Program ini menjadi langkah nyata mengintegrasikan literasi keuangan dengan pembangunan keluarga berkualitas, sekaligus memperkuat ketahanan ekonomi masyarakat di tengah maraknya ancaman kejahatan keuangan digital.
Kepala OJK Provinsi Maluku, Haramain Billady, menegaskan, bahwa literasi keuangan merupakan fondasi penting dalam membangun keluarga yang mandiri, tangguh, dan sejahtera.
Menurutnya, kemampuan mengelola keuangan secara bijak akan membuat keluarga lebih siap menghadapi tantangan ekonomi sekaligus mampu merencanakan masa depan dengan lebih baik.

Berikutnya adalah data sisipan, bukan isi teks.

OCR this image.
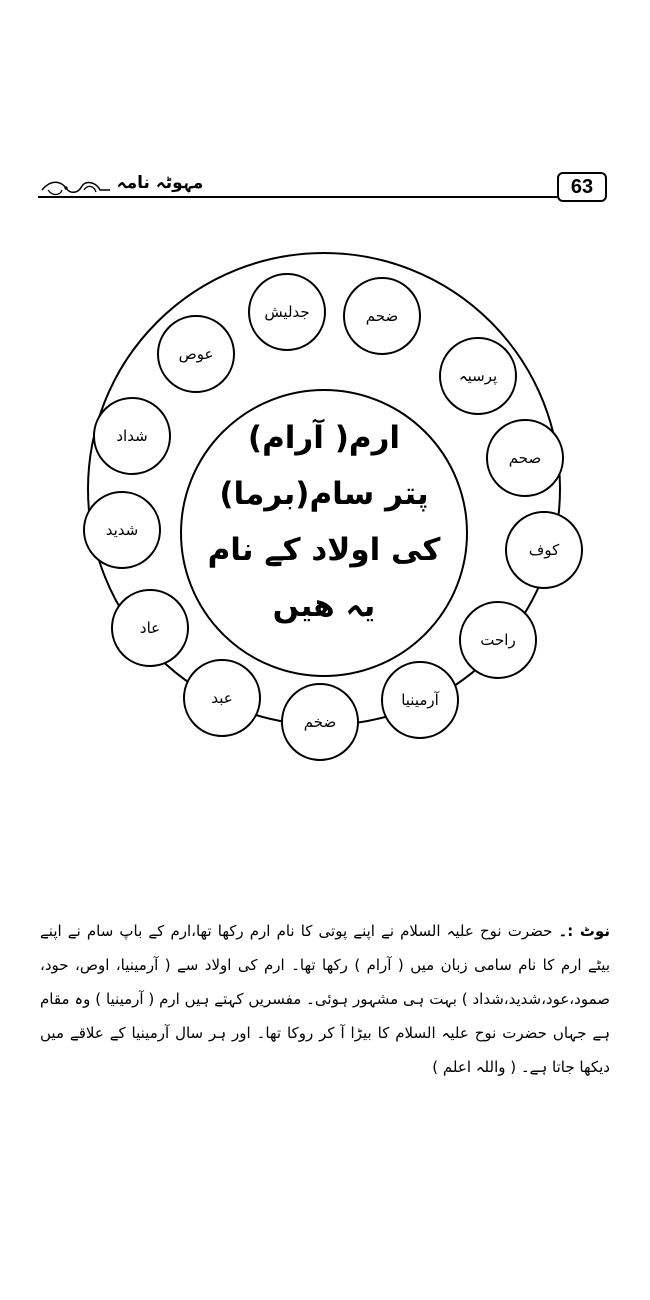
مہوٹہ نامہ	63
ارم( آرام)
پتر سام(برما)
کی اولاد کے نام
یہ ھیں
ضحم
پرسیہ
صحم
کوف
راحت
آرمینیا
ضخم
عبد
عاد
شدید
شداد
عوص
جدلیش
نوٹ :۔ حضرت نوح علیہ السلام نے اپنے پوتی کا نام ارم رکھا تھا،ارم کے باپ سام نے اپنے بیٹے ارم کا نام سامی زبان میں ( آرام ) رکھا تھا۔ ارم کی اولاد سے ( آرمینیا، اوص، حود، صمود،عود،شدید،شداد ) بہت ہی مشہور ہوئی۔ مفسریں کہتے ہیں ارم ( آرمینیا ) وہ مقام ہے جہاں حضرت نوح علیہ السلام کا بیڑا آ کر روکا تھا۔ اور ہر سال آرمینیا کے علاقے میں دیکھا جاتا ہے۔ ( واللہ اعلم )
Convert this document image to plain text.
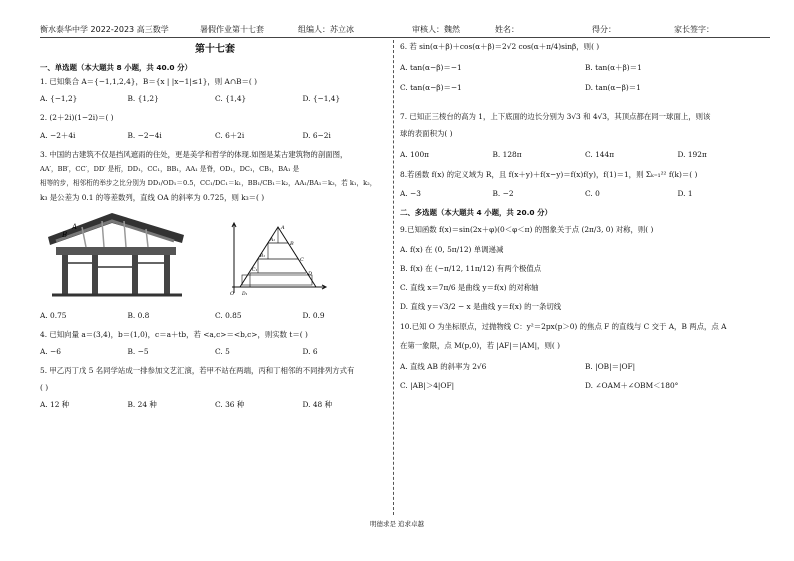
衡水泰华中学 2022-2023 高三数学	暑假作业第十七套	组编人：苏立冰	审核人：魏然	姓名：	得分：	家长签字：
第十七套
一、单选题（本大题共 8 小题，共 40.0 分）
1. 已知集合 A＝{−1,1,2,4}，B＝{x | |x−1|≤1}，则 A∩B＝( )
A. {−1,2}	B. {1,2}	C. {1,4}	D. {−1,4}
2. (2＋2i)(1−2i)＝( )
A. −2＋4i	B. −2−4i	C. 6＋2i	D. 6−2i
3. 中国的古建筑不仅是挡风遮雨的住处，更是美学和哲学的体现.如图是某古建筑物的剖面图，
AA′，BB′，CC′，DD′ 是桁，DD₁，CC₁，BB₁，AA₁ 是脊，OD₁，DC₁，CB₁，BA₁ 是
相等的步，相邻桁的举步之比分别为 DD₁/OD₁＝0.5，CC₁/DC₁＝k₁，BB₁/CB₁＝k₂，AA₁/BA₁＝k₃，若 k₁，k₂，
k₃ 是公差为 0.1 的等差数列，直线 OA 的斜率为 0.725，则 k₃＝( )
A
B
A
B
C
D
O D₁
C₁
B₁
A₁
A. 0.75	B. 0.8	C. 0.85	D. 0.9
4. 已知向量 a＝(3,4)，b＝(1,0)，c＝a＋tb，若 <a,c>＝<b,c>，则实数 t＝( )
A. −6	B. −5	C. 5	D. 6
5. 甲乙丙丁戊 5 名同学站成一排参加文艺汇演，若甲不站在两端，丙和丁相邻的不同排列方式有
( )
A. 12 种	B. 24 种	C. 36 种	D. 48 种
6. 若 sin(α＋β)＋cos(α＋β)＝2√2 cos(α＋π/4)sinβ，则( )
A. tan(α−β)＝−1	B. tan(α＋β)＝1
C. tan(α−β)＝−1	D. tan(α−β)＝1
7. 已知正三棱台的高为 1，上下底面的边长分别为 3√3 和 4√3，其顶点都在同一球面上，则该
球的表面积为( )
A. 100π	B. 128π	C. 144π	D. 192π
8.若函数 f(x) 的定义域为 R，且 f(x＋y)＋f(x−y)＝f(x)f(y)，f(1)＝1，则 Σₖ₌₁²² f(k)＝( )
A. −3	B. −2	C. 0	D. 1
二、多选题（本大题共 4 小题，共 20.0 分）
9.已知函数 f(x)＝sin(2x＋φ)(0＜φ＜π) 的图象关于点 (2π/3, 0) 对称，则( )
A. f(x) 在 (0, 5π/12) 单调递减
B. f(x) 在 (−π/12, 11π/12) 有两个极值点
C. 直线 x＝7π/6 是曲线 y＝f(x) 的对称轴
D. 直线 y＝√3/2 − x 是曲线 y＝f(x) 的一条切线
10.已知 O 为坐标原点，过抛物线 C：y²＝2px(p＞0) 的焦点 F 的直线与 C 交于 A，B 两点，点 A
在第一象限，点 M(p,0)，若 |AF|＝|AM|，则( )
A. 直线 AB 的斜率为 2√6	B. |OB|＝|OF|
C. |AB|＞4|OF|	D. ∠OAM＋∠OBM＜180°
明德求是 追求卓越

“Membangun keluarga berkualitas tidak hanya berbicara tentang kesehatan dan pendidikan, tetapi juga tentang kemampuan mengelola keuangan secara cerdas. Keluarga yang memiliki literasi keuangan yang baik akan lebih siap menghadapi berbagai tantangan ekonomi, terhindar dari jeratan pinjaman online ilegal, judi online, maupun berbagai bentuk penipuan keuangan,” tegasnya.
Ia menjelaskan, kolaborasi dengan BKKBN bertujuan memastikan edukasi keuangan menjangkau hingga Kampung Keluarga Berkualitas di seluruh Maluku. Dengan demikian, masyarakat tidak hanya memahami pentingnya pengelolaan keuangan, tetapi juga mampu memanfaatkan layanan keuangan formal secara aman dan bertanggung jawab.
“Saya berharap para Penyuluh KB, Tim Pendamping Keluarga, dan Pengelola Kampung Keluarga Berkualitas tidak hanya menjadi pendamping pembangunan keluarga, tetapi juga menjadi Penggerak Literasi Keuangan Maluku yang mampu mengedukasi masyarakat dalam mengelola keuangan, memanfaatkan layanan keuangan formal, serta terlindungi dari berbagai risiko kejahatan di sektor keuangan,” ujarnya.
Kegiatan edukasi tersebut dilaksanakan secara daring dan diikuti hampir 200 peserta dari seluruh wilayah Maluku. Kepala Perwakilan BKKBN Provinsi Maluku, Edi Setiawan, mengikuti kegiatan secara virtual, sementara Sekretaris Perwakilan BKKBN Provinsi Maluku, Mincie H. Ubro, hadir langsung di Aula Pertemuan Kantor Perwakilan BKKBN Provinsi Maluku.
Dalam sambutannya, Edi Setiawan mengapresiasi sinergi yang dibangun bersama OJK Provinsi Maluku.
Menurutnya, pembangunan keluarga berkualitas membutuhkan pendekatan yang menyeluruh, termasuk memperkuat ketahanan ekonomi melalui peningkatan literasi keuangan.
“Literasi keuangan menjadi salah satu instrumen penting dalam menciptakan keluarga yang mandiri, produktif, dan mampu mengambil keputusan keuangan secara tepat. Kami berkomitmen memperluas kolaborasi bersama OJK hingga menjangkau lebih banyak masyarakat melalui jaringan Kampung Keluarga Berkualitas di seluruh Provinsi Maluku,” ujarnya.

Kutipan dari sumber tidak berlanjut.